Theoretical Monsters

We’ve had a lot of rain lately. One rainy night over this past weekend I talked my wife into watching Dracula with me. It’s been a few years since I’ve seen this classic myself. Difficult to believe that it was ever scary. This is the film that launched the horror genre that has become such a major part of the entertainment industry. It has the right mood for a rainy night. Movies were paced much more slowly in the 1930s, and viewers are given ample time to drink in what’s happening. In some current day films the cross-cutting in action scenes is so rapid that I really have no idea what took place. Dracula is slow, stately even. Thinking back, I believe this was the first monster movie I ever saw, so it has a resonance with me. When Renfield balks at the huge spider web in Dracula’s castle, the vampire quotes from Leviticus—“the life is in the blood.” Monsters are religious creatures.

A year ago in January, with the help of two colleagues, I proposed a new unit for the American Academy of Religion annual meeting—Monsters and Monster Theory. After working on this proposal a couple of months (strictly off work time for me), the new unit was declined by the academy. We decided to try again. This year our exploratory session was approved. The idea had come to me when I noticed that papers on monsters and religion had been on the rise, but there was no central forum to discuss them. They were like zombies without a shepherd. Not being an academic, I couldn’t start the session by myself. Now the society agrees that we’re worth at least one meeting room and a couple of hours to see whether the topic might become a recurring one.

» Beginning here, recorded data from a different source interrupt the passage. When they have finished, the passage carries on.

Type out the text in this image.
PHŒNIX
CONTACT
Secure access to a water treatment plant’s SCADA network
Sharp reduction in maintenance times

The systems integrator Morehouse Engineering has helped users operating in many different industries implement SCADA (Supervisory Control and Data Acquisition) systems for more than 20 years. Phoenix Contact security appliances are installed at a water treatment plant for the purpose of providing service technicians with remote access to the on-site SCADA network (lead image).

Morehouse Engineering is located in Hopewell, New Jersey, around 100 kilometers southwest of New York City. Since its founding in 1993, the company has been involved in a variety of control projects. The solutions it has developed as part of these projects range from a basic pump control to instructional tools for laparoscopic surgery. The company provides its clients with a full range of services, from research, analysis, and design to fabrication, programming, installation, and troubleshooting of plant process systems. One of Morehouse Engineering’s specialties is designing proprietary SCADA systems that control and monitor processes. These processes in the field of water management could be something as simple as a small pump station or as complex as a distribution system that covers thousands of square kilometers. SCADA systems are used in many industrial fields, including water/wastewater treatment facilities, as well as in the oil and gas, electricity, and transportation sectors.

Some people, I’m well aware, find this combination odd. Religion, after all, is about sweetness and ethereal light. Being nice to one another. Things like that. Monsters, on the other hand, inhabit the dark. They’re creepy and unsettling. They’re also wonderful metaphors for so much of life. What some of my colleagues have come to realize, and the academy seems to be backing us up on this, is that if anyone can understand monsters, religion can. Psychology will continue to try. Literature will continue to create them. Scholars of religion, however, are those who would like to bring some order to a chaotic world. We study monsters to learn about what it means to be human. It has been raining quite a lot lately.

3 responses to “Theoretical Monsters

  1. Brent Snavely

    Given that “religion” tends to deal with the horror of death and/or the avoidance thereof (both the horror and death itself), I’m predicting that Monsters and Monster Theory will become “a thing” (if only to make new dissertation subjects available).